La migration et le changement climatique aux yeux des Sardes
La Sardaigne n’est pas étrangère aux effets du changement climatique. Au cours des dernières décennies, les inondations, l’érosion côtière et la désertification croissante dans certaines parties de l’île sont devenues un problème récurrent. Toutefois, il existe une autre conséquence du changement climatique que les habitants ont constaté de près: la migration et les problèmes pour la sécurité qu’elle soulève. Ce statut de témoin principal (c.-à-d. être le premier à observer un événement ou une circonstance importants) est habituellement reconnu, mais pas documenté. Les études et les articles de presse ont tendance à privilégier les régions les plus touchées. Comme l’explique Ilenia Ruggiu, professeure de droit constitutionnel à l’Université de Cagliari et coordinatrice de CLISEL: «La Sardaigne est une région où le climat et les migrations sont des phénomènes importants, sans être particulièrement emblématiques. Pas de flux migratoires à grande échelle, pas de fonte des glaciers.» C’est précisément la raison pour laquelle Mme Ruggiu et l’équipe de CLISEL ont choisi la Sardaigne comme première étude de cas du projet. Il s’agit d’un endroit idéal pour comprendre ce qui se passe lorsque le changement climatique et les migrations frappent une région qui n’est pas très médiatisée. En outre, CLISEL approfondit les débats actuels sur le lien entre le changement climatique et la sécurité en ajoutant un aspect supplémentaire: le rôle des autorités locales. «CLISEL a étudié la manière dont les effets de la migration et du changement climatique sur la sécurité sont également déterminés par des processus “terre à terre”, ayant lieu dans des contextes locaux, dans les villes et à l’échelle institutionnelle sous-nationale», explique Mme Ruggiu. «Nous nous sommes posé deux questions: comment peuvent relever les villes, les autorités locales et les communautés les défis posés par le changement climatique et la migration, et quel est le rôle des “contextes locaux” dans la génération d’insécurité.»

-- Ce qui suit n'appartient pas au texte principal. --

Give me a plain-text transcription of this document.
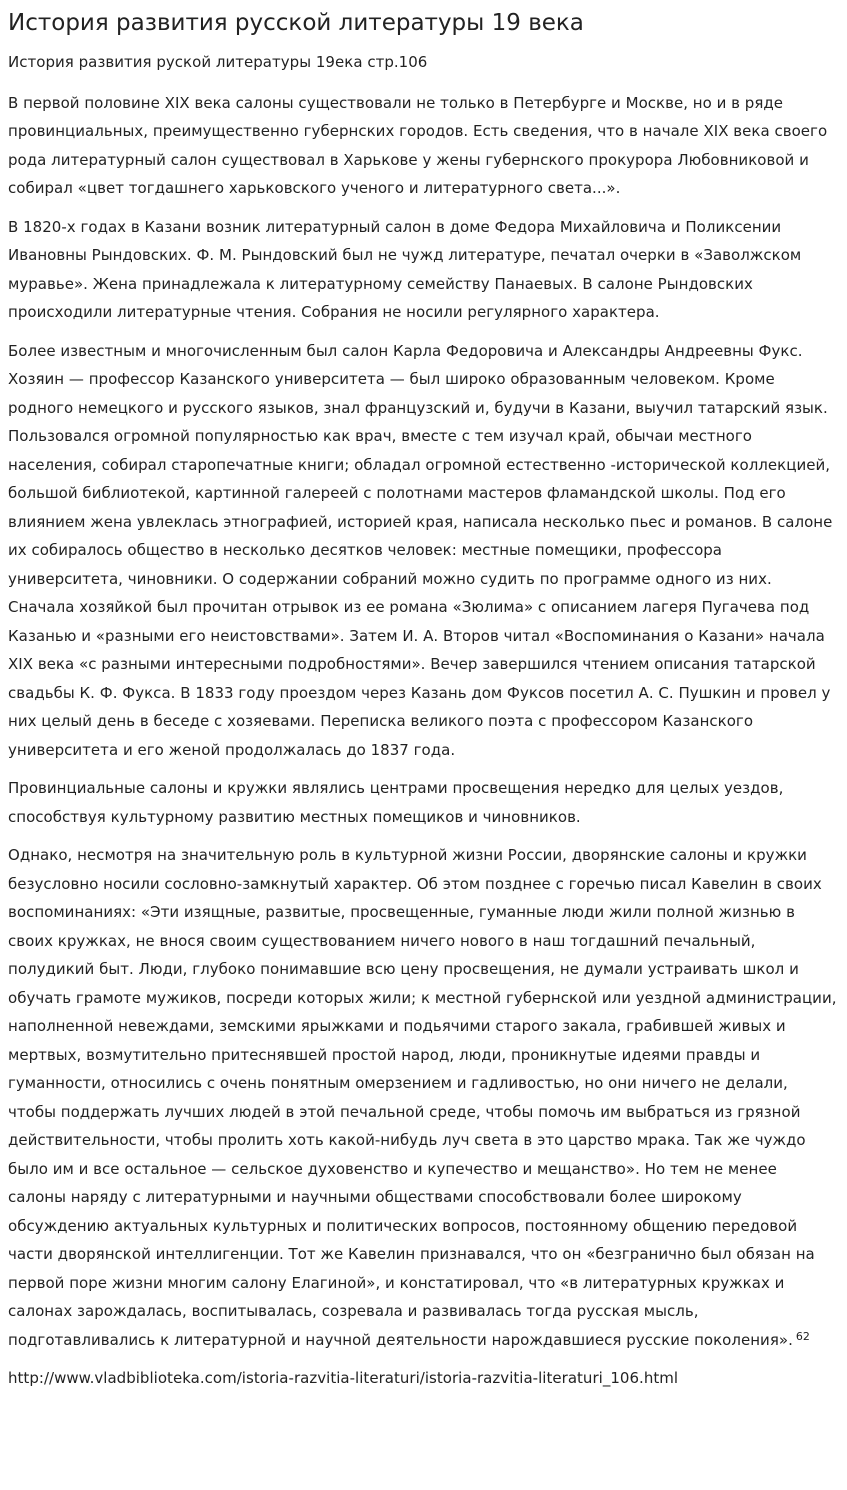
История развития русской литературы 19 века

История развития руской литературы 19ека стр.106

В первой половине XIX века салоны существовали не только в Петербурге и Москве, но и в ряде провинциальных, преимущественно губернских городов. Есть сведения, что в начале XIX века своего рода литературный салон существовал в Харькове у жены губернского прокурора Любовниковой и собирал «цвет тогдашнего харьковского ученого и литературного света...».

В 1820-х годах в Казани возник литературный салон в доме Федора Михайловича и Поликсении Ивановны Рындовских. Ф. М. Рындовский был не чужд литературе, печатал очерки в «Заволжском муравье». Жена принадлежала к литературному семейству Панаевых. В салоне Рындовских происходили литературные чтения. Собрания не носили регулярного характера.

Более известным и многочисленным был салон Карла Федоровича и Александры Андреевны Фукс. Хозяин — профессор Казанского университета — был широко образованным человеком. Кроме родного немецкого и русского языков, знал французский и, будучи в Казани, выучил татарский язык. Пользовался огромной популярностью как врач, вместе с тем изучал край, обычаи местного населения, собирал старопечатные книги; обладал огромной естественно -исторической коллекцией, большой библиотекой, картинной галереей с полотнами мастеров фламандской школы. Под его влиянием жена увлеклась этнографией, историей края, написала несколько пьес и романов. В салоне их собиралось общество в несколько десятков человек: местные помещики, профессора университета, чиновники. О содержании собраний можно судить по программе одного из них. Сначала хозяйкой был прочитан отрывок из ее романа «Зюлима» с описанием лагеря Пугачева под Казанью и «разными его неистовствами». Затем И. А. Второв читал «Воспоминания о Казани» начала XIX века «с разными интересными подробностями». Вечер завершился чтением описания татарской свадьбы К. Ф. Фукса. В 1833 году проездом через Казань дом Фуксов посетил А. С. Пушкин и провел у них целый день в беседе с хозяевами. Переписка великого поэта с профессором Казанского университета и его женой продолжалась до 1837 года.

Провинциальные салоны и кружки являлись центрами просвещения нередко для целых уездов, способствуя культурному развитию местных помещиков и чиновников.

Однако, несмотря на значительную роль в культурной жизни России, дворянские салоны и кружки безусловно носили сословно-замкнутый характер. Об этом позднее с горечью писал Кавелин в своих воспоминаниях: «Эти изящные, развитые, просвещенные, гуманные люди жили полной жизнью в своих кружках, не внося своим существованием ничего нового в наш тогдашний печальный, полудикий быт. Люди, глубоко понимавшие всю цену просвещения, не думали устраивать школ и обучать грамоте мужиков, посреди которых жили; к местной губернской или уездной администрации, наполненной невеждами, земскими ярыжками и подьячими старого закала, грабившей живых и мертвых, возмутительно притеснявшей простой народ, люди, проникнутые идеями правды и гуманности, относились с очень понятным омерзением и гадливостью, но они ничего не делали, чтобы поддержать лучших людей в этой печальной среде, чтобы помочь им выбраться из грязной действительности, чтобы пролить хоть какой-нибудь луч света в это царство мрака. Так же чуждо было им и все остальное — сельское духовенство и купечество и мещанство». Но тем не менее салоны наряду с литературными и научными обществами способствовали более широкому обсуждению актуальных культурных и политических вопросов, постоянному общению передовой части дворянской интеллигенции. Тот же Кавелин признавался, что он «безгранично был обязан на первой поре жизни многим салону Елагиной», и констатировал, что «в литературных кружках и салонах зарождалась, воспитывалась, созревала и развивалась тогда русская мысль, подготавливались к литературной и научной деятельности нарождавшиеся русские поколения». $^{62}$

http://www.vladbiblioteka.com/istoria-razvitia-literaturi/istoria-razvitia-literaturi_106.html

Mettre en avant les administrations et les acteurs locaux
Dans le cas de la Sardaigne, il s’avère que les administrations locales ont une perception de la sécurité très différente de celle véhiculée par les discours dominants au niveau européen et national. Plutôt que le «choc des cultures», le terrorisme et les désordres politiques, les acteurs locaux se concentrent sur une concurrence accrue pour des ressources et un bien-être en déclin. Les études antérieures avaient complètement négligé cet aspect local. «Nos interactions avec les autorités et les communautés locales ont confirmé que la migration et le changement climatique ont tendance à accentuer les tensions déjà existantes liées à la fracture entre les villes et les campagnes, aux problèmes de dépeuplement, aux vulnérabilités écologiques et à la relation entre la Sardaigne et le continent. Les nouveaux arrivants doivent-ils être considérés comme une ressource et répartis dans les zones rurales dépeuplées comme un vecteur de rajeunissement? Comment les migrants affectent-ils les tentatives de préserver la culture rurale sarde? Comment le fragile secteur agricole résistera-t-il à la pression exercée par les effets du changement climatique? Il s’agit du type de questions qui occupent l’esprit des personnes», explique Mme Ruggiu.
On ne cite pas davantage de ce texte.